Democrats continue policy of bad faith arguments on health care

Rich Lowry:

WHERE does Newt Gingrich go to get his apology?

Back in the mid 1990s, Gingrichproposed slowing the rate of growth of Medicare and Medicaid -- and was clobbered by Democrats and the press for waging war on the elderly and the indigent. Now, almost every other day, President Obama finds another hundred billion dollars to cut out of Medicare and Medicaid.

Over the weekend, Obama announced the discovery of another $313 billion in savings over 10 years, on top of $300 billion he'd already proposed. Soon enough, he'll make Gingrich -- who infamously sought $450 billion in savings over seven years in 1995 -- look like an extravagantly generous steward of the nation's health programs.

No liberal outcry greeted Obama's proposed budgetary savagery because everyone knows it's in the cause of more government spending. Obama must embrace a simulacrum of spending discipline to have any hope of passing a health-care pro- gram that will cost at least $1.2 trillion over the next 10 years. The game is simple: Pretend to cut so you can spend.

Medicare and Medicaid spending has steadily outpaced inflation through the decades, and accounts for 23 percent of the federal budget. Medicare's unfunded liability is an astonishing $89 trillion. As Obama put it in his speech to the American Medical Association yesterday, there's a risk the programs will "swamp our federal and state budgets, and impose a vicious choice of either unprecedented tax hikes, overwhelming deficits or drastic cuts in our federal and state budgets."

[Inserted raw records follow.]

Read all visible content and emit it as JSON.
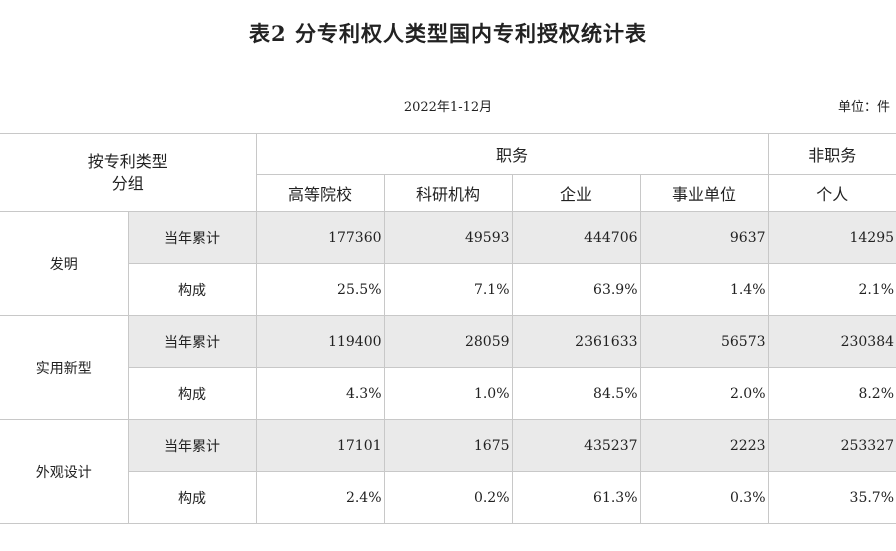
{
  "title": "表2  分专利权人类型国内专利授权统计表",
  "period": "2022年1-12月",
  "unit": "单位：件",
  "corner_line1": "按专利类型",
  "corner_line2": "分组",
  "group_service": "职务",
  "group_nonservice": "非职务",
  "columns": [
    "高等院校",
    "科研机构",
    "企业",
    "事业单位",
    "个人"
  ],
  "rows": [
    {
      "category": "发明",
      "cumulative": {
        "label": "当年累计",
        "values": [
          "177360",
          "49593",
          "444706",
          "9637",
          "14295"
        ]
      },
      "share": {
        "label": "构成",
        "values": [
          "25.5%",
          "7.1%",
          "63.9%",
          "1.4%",
          "2.1%"
        ]
      }
    },
    {
      "category": "实用新型",
      "cumulative": {
        "label": "当年累计",
        "values": [
          "119400",
          "28059",
          "2361633",
          "56573",
          "230384"
        ]
      },
      "share": {
        "label": "构成",
        "values": [
          "4.3%",
          "1.0%",
          "84.5%",
          "2.0%",
          "8.2%"
        ]
      }
    },
    {
      "category": "外观设计",
      "cumulative": {
        "label": "当年累计",
        "values": [
          "17101",
          "1675",
          "435237",
          "2223",
          "253327"
        ]
      },
      "share": {
        "label": "构成",
        "values": [
          "2.4%",
          "0.2%",
          "61.3%",
          "0.3%",
          "35.7%"
        ]
      }
    }
  ]
}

Sounds alarming. So why turn around and immediately spend the $600 billion in savings? Shouldn't it be used to shore up the rickety finances of these existing health programs rather than to create a dubiously financed, new health program?

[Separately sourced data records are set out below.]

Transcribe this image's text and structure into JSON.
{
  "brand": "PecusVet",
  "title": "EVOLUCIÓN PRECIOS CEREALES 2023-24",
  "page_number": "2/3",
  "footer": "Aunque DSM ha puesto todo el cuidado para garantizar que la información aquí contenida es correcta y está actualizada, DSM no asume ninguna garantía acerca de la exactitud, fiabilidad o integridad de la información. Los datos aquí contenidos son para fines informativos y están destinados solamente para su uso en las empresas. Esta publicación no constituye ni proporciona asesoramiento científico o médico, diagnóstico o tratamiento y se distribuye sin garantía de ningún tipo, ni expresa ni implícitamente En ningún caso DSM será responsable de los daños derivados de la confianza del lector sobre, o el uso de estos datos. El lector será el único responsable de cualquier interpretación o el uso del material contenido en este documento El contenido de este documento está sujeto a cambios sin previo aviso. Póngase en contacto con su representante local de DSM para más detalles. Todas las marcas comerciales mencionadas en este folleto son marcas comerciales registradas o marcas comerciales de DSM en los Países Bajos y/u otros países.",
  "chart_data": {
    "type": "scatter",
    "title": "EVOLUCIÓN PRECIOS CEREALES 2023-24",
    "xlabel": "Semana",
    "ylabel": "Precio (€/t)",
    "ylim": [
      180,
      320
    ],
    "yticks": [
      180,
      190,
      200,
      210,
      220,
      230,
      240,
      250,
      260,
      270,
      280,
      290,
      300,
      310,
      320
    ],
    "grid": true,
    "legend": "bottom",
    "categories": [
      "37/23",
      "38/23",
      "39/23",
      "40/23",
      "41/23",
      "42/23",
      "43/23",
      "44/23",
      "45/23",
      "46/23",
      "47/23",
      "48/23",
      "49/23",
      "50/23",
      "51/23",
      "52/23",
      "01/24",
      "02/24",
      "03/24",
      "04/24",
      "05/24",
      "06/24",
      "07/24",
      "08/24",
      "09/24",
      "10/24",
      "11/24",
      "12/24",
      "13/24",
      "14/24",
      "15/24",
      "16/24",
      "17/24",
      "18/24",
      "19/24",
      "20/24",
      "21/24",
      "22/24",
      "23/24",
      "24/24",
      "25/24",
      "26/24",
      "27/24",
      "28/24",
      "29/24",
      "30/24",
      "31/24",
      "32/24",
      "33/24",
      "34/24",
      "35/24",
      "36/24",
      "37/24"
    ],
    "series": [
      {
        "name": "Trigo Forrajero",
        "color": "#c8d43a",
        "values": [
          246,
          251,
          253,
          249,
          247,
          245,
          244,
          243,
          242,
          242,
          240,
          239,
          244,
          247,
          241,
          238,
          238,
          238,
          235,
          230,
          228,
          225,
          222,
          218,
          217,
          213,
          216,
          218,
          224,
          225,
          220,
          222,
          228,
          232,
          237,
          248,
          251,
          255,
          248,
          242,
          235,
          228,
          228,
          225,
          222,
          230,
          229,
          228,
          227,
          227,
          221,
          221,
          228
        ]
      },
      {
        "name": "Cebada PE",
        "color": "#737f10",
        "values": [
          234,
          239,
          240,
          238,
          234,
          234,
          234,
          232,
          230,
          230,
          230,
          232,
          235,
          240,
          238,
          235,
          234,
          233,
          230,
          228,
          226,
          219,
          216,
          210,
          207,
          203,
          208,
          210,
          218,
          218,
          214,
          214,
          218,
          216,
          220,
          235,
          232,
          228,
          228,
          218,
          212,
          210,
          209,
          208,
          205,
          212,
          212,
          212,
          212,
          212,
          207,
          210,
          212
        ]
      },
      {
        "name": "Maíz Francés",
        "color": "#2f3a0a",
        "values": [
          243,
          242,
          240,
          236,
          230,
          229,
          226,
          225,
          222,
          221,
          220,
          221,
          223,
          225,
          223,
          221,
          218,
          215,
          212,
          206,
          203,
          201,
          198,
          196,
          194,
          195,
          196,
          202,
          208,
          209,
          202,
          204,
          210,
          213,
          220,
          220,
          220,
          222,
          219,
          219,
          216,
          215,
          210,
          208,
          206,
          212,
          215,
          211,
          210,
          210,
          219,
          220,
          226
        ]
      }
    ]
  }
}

Obama's cost-savings gestures always reek of bad faith. He announced in his speech to a joint address of Congress in February that he had already identified $2 trillion in savings in the federal budget, when they were really far-off expenditures for the Iraq War that never would've taken place anyway and already-scheduled tax increases -- i.e., not new savings at all. He risibly hyped a $100 million spending cut as a meaningful reduction. He called last week for reinstituting "pay-go" rules in Congress, even though the rules exempt 40 percent of the budget.

...

Obama and the Democrats are masters of the politics of fraud. Gingrich was just one of the more obvious victims of that politics, but ultimately the taxpayers are the victims and the voters have been the facilitators. Perhaps the votes will wise up in 2010, but will it be too late to stop this monstrosity?

The Democrats did a good job of demonizing Gingrich. Obama did the same with McCain on his health care proposals, some of which he now embraces, but the voters don't have the uxury of a do over for a few more months.